Most importantly, a good understanding of the Python grammar processed by the internal parser is required. For full information on the language syntax, refer to the Python Language Reference. The parser itself is created from a grammar specification defined in the file Grammar/Grammar in the standard Python distribution. The parse trees stored in the AST objects created by this module are the actual output from the internal parser when created by the expr() or suite() functions, described below. The AST objects created by sequence2ast() faithfully simulate those structures. Be aware that the values of the sequences which are considered ``correct'' will vary from one version of Python to another as the formal grammar for the language is revised. However, transporting code from one Python version to another as source text will always allow correct parse trees to be created in the target version, with the only restriction being that migrating to an older version of the interpreter will not support more recent language constructs. The parse trees are not typically compatible from one version to another, whereas source code has always been forward-compatible.

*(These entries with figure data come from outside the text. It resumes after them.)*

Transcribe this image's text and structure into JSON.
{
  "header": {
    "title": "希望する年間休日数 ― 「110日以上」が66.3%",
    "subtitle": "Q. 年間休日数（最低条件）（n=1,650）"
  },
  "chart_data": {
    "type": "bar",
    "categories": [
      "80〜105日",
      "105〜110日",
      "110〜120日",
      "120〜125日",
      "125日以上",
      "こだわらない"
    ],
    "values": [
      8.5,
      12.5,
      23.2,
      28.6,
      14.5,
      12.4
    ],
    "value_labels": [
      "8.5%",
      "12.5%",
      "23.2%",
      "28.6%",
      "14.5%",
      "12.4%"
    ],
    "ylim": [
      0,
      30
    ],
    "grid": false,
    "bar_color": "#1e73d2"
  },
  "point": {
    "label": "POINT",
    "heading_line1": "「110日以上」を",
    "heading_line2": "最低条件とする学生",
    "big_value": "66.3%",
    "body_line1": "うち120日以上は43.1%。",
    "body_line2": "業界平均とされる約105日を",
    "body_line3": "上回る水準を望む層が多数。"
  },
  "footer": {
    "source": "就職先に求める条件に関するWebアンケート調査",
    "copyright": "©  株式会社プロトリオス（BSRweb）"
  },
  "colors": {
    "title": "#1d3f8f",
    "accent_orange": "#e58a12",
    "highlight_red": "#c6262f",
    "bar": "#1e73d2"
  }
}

Each element of the sequences returned by ast2list() or ast2tuple() has a simple form. Sequences representing non-terminal elements in the grammar always have a length greater than one. The first element is an integer which identifies a production in the grammar. These integers are given symbolic names in the C header file Include/graminit.h and the Python module symbol. Each additional element of the sequence represents a component of the production as recognized in the input string: these are always sequences which have the same form as the parent. An important aspect of this structure which should be noted is that keywords used to identify the parent node type, such as the keyword if in an if_stmt, are included in the node tree without any special treatment. For example, the if keyword is represented by the tuple (1, 'if'), where 1 is the numeric value associated with all NAME tokens, including variable and function names defined by the user. In an alternate form returned when line number information is requested, the same token might be represented as (1, 'if', 12), where the 12 represents the line number at which the terminal symbol was found.

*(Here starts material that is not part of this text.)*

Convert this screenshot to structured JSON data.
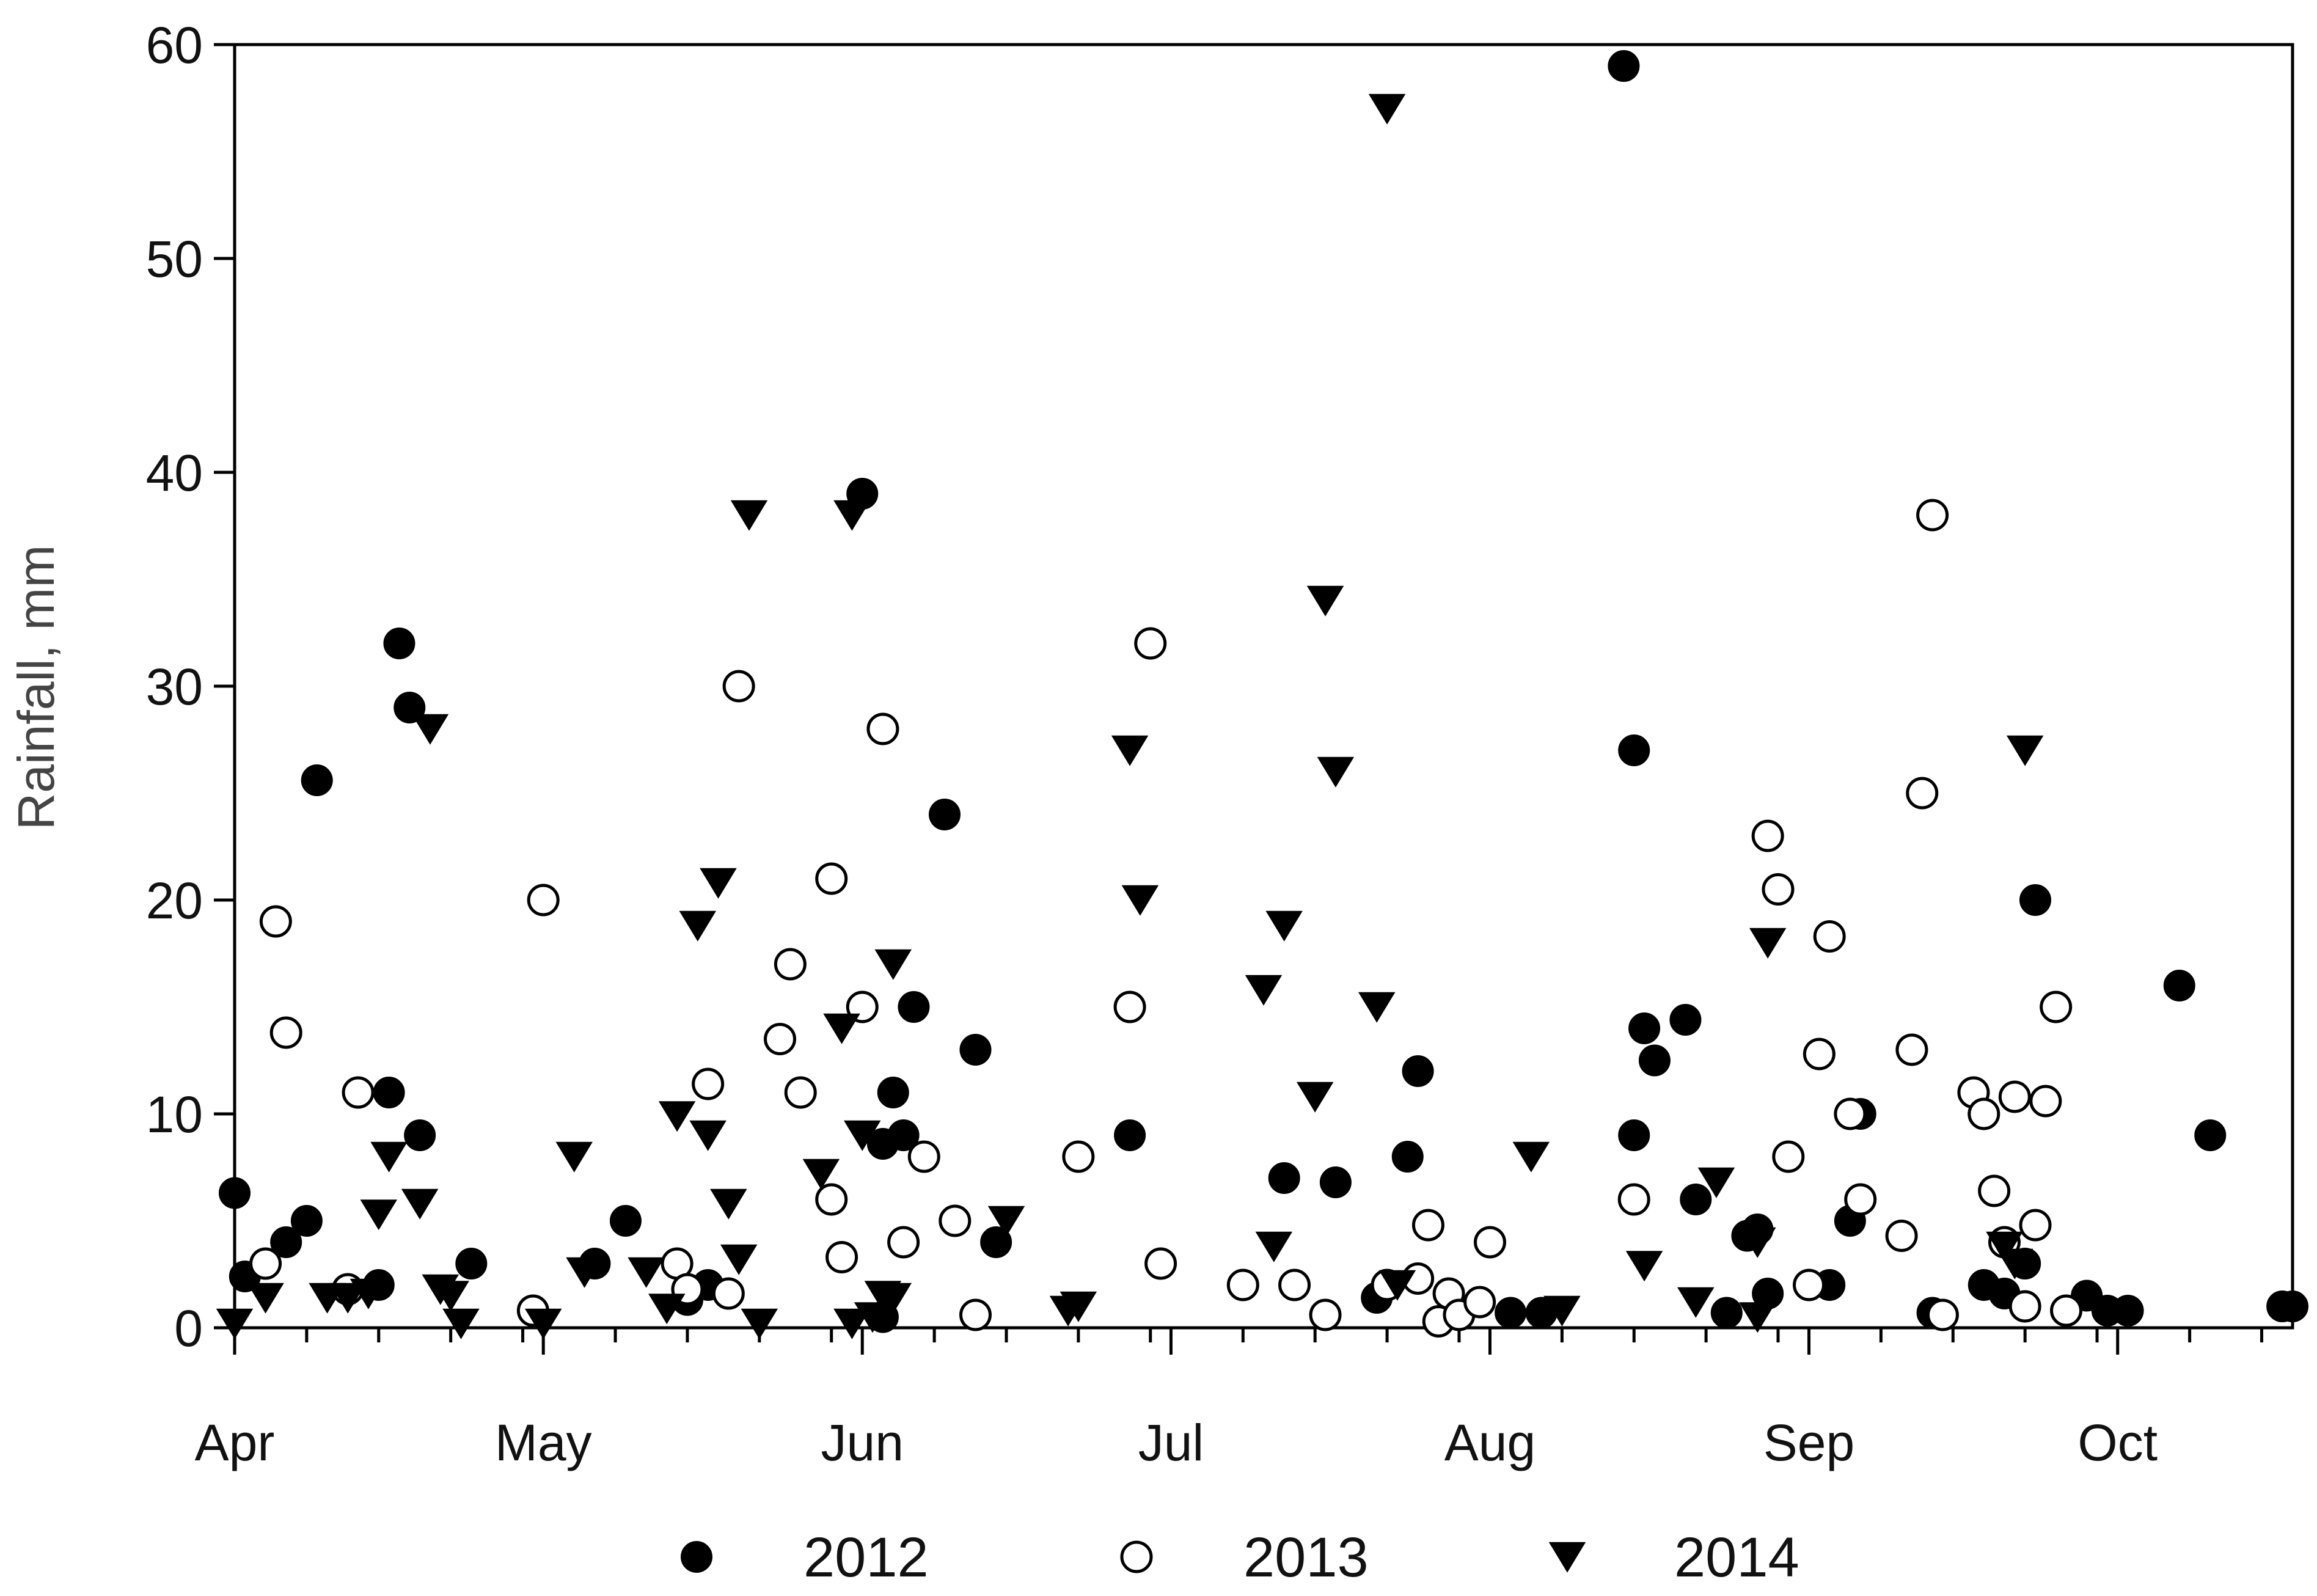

Terminal elements are represented in much the same way, but without any child elements and the addition of the source text which was identified. The example of the if keyword above is representative. The various types of terminal symbols are defined in the C header file Include/token.h and the Python module token.

The AST objects are not required to support the functionality of this module, but are provided for three purposes: to allow an application to amortize the cost of processing complex parse trees, to provide a parse tree representation which conserves memory space when compared to the Python list or tuple representation, and to ease the creation of additional modules in C which manipulate parse trees. A simple ``wrapper'' class may be created in Python to hide the use of AST objects.

The parser module defines functions for a few distinct purposes. The most important purposes are to create AST objects and to convert AST objects to other representations such as parse trees and compiled code objects, but there are also functions which serve to query the type of parse tree represented by an AST object.